Auch dies spiegelt das Programm wider. Ehemalige Divergenzen von Subkultur und Mainstream werden nivelliert, sind aber rudimentär noch vorhanden. Wenn auch genau umgekehrt. Der Moderator verwundert mit der Einschätzung, Eltern bekämen immer noch Angst, wenn ihre Kleinen Platten von „Cure“ anschleppen. Und weil der (haha!!!) Underground hier noch seinen Platz habe, werde am Abend ein Konzertmitschnitt gesendet. Von eben jenen „Cure“, die mit den HörerInnen gealtert sind und schon lange nur noch Major-Releases unter dieselben bringen.

Alles andere, Schwierige und potentiell Schmerzhafte wird aussortiert. Special-interest-Sendungen haben sich weitgehend verflüchtigt. Eine Entwicklung, die in nicht unerheblichem Maße mit der Vergabe privater Radiolizenzen zusammenhängt. Der entsprechende Druck wird an die HörerInnen weitergegeben. Und man steht endlich an eingangs genanntem Phänomen, dass dem 'Format' das Präfix 'Pseudo-' hinzuzusetzen ist. Unterschiede bestehen vornehmlich darin, wie weit die Zielgruppe nach oben offen ist, altersmäßig gesehen.

NDR 2 mag hier mit einem Umfang von gut 30 Jahren Musikgeschichte für eine Mischform stehen. Entsprechend durcheinander ist das Programm. Ein klassischer Indikator für jene Sender, die nebenbei eingeschaltet werden. Aber neben was? Das Gegenstück zum Nebenher ist die Arbeit (respektive die Rekreation von derselben), hierzulande ja durchaus ein geschätzter Wert.

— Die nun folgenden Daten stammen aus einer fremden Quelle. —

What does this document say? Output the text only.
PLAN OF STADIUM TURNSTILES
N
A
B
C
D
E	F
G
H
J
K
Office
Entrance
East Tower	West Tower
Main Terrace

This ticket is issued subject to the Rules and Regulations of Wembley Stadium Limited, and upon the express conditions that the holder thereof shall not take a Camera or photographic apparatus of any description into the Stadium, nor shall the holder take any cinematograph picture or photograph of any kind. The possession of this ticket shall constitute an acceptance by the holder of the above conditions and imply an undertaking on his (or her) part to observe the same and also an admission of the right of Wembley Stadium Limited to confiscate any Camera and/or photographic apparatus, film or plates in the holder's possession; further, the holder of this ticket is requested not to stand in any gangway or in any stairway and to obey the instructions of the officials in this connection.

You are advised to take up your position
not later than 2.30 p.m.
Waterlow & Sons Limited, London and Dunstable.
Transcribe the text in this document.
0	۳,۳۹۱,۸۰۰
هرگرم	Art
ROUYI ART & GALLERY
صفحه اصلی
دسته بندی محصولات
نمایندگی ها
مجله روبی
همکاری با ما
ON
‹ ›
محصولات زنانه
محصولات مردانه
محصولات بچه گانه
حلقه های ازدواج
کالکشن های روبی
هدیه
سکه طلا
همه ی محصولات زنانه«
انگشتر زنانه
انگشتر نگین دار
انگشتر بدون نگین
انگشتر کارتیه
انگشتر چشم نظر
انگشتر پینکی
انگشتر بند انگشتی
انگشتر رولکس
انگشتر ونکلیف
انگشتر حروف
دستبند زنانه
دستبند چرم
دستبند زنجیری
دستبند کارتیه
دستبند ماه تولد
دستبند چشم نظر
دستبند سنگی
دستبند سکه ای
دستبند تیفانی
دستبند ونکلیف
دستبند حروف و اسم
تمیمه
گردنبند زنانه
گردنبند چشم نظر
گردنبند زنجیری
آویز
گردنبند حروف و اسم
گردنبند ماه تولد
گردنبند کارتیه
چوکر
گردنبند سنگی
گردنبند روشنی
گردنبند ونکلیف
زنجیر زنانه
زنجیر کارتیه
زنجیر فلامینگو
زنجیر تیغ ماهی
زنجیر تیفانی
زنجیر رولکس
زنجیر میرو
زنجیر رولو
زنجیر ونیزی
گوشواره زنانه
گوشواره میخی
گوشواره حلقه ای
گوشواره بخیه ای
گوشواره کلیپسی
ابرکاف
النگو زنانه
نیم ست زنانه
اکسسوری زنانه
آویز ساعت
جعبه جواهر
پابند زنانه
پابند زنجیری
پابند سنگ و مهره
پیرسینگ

Das Musikradio fungiert ähnlich dem 'Muzak', der das Einkaufen 'verschönern' soll, affirmiert die postfordistische Gesellschaft. Nicht nur in diesem Sinne ist das Musikradio selbstreferentiell. Dem Anschalten um abzuschalten entspricht die Ansage, die einen ohnehin als 'schön' apostrophierten Popsong als 'schön' kennzeichnet. Eben darum ist der ultimative Verkehrsbericht nicht bloß 'guter Service'. Es geht eben auch um den reibungslosen Ablauf des Verkehrs, denn der wird, ökonomisch gesehen, gebraucht. Vielleicht ist das aber alles Quatsch, denn Worte wie Kapitalakkumulation gehören eh auf den berühmten Müllhaufen, oder? Na dann: An die Arbeit!